The latest took place at Goffs this week, when the non-payment of stallion fees was on the agenda. If a covering fee isn't paid, the subsequent foal may be unable to be registered for racing or breeding purposes as a stud to which the money is owed can refuse to issue the necessary covering certificate.

Foal - Coolmore

"Some bills haven't been paid and at the same time trade is not good"

  PICTURE: Edward Whitaker  

One stallion owner, John Kidd, whose Ballyash Stud in County Down stands the group winner Soapy Danger and Shirocco’s full-brother September Storm, said yesterday: "There is a bit of a crisis, some bills haven’t been paid and at the same time horse trade hasn’t been good."

But Kidd spoke of his concern that this could lead to a drop in the number of NH fillies in training.

He said: "I hopethat people are not going to stop registering filly foals. It would be a pity if people think a filly is not going to be worth anything in the future and not bother to register it because they don’t think it would be worth paying the stallion fee. It’s important to see these fillies racing.

"There are some very good female hurdlers and chasers in training in England and we need to aim to improve the race programme for mares and fillies in Ireland, as has happened there. Then fillies would be more appealing to trainers and buyers.

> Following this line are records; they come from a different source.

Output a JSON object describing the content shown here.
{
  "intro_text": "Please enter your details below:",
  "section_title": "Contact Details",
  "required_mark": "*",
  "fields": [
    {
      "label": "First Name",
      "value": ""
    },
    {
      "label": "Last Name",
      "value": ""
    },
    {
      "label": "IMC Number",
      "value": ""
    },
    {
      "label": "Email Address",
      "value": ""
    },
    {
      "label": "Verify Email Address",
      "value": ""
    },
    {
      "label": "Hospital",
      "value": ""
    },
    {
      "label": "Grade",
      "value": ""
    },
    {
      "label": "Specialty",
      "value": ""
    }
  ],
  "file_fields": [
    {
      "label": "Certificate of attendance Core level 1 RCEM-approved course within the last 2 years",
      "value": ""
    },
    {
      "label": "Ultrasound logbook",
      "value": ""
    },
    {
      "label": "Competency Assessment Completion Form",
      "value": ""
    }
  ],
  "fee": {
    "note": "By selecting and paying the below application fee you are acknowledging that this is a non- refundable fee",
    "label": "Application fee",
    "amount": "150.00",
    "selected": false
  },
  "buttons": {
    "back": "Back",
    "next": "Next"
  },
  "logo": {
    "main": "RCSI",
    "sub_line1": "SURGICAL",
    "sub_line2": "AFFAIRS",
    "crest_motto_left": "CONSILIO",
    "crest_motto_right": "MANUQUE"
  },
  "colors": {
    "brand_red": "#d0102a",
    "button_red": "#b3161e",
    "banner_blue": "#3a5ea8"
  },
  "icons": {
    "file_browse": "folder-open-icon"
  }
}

"The ITBA fillies’ scheme (which culminates in a bumper at the Punchestown Festival) will reap a lot of benefits. Previously we bred away without allowing the mares to prove themselves on the track."
Kidd also emphasised the growing belief that young National Hunt horses should be given more vigorous early training in the style of French-breds, who are currentlysuch a major force on the racetrack.

"Hopefully at the Doncaster Spring Sale (May 26-27),  Landrover Sale (June 9-10), Derby Sale (June 23-25) we will see three-year-olds broken and ready to go on," he said.

"The French horses are coming over to the UK and are six weeks off a run whereas some of ours are not even broken.  It's a big help to a trainer if they are saving three or four months work."

He added: "It’s a very good idea to have these meetings once or twice a year to discuss ideas, even in good times. A lot of the stallion men have a lifetime of experience in the industry and it’s good to hear what people have to say."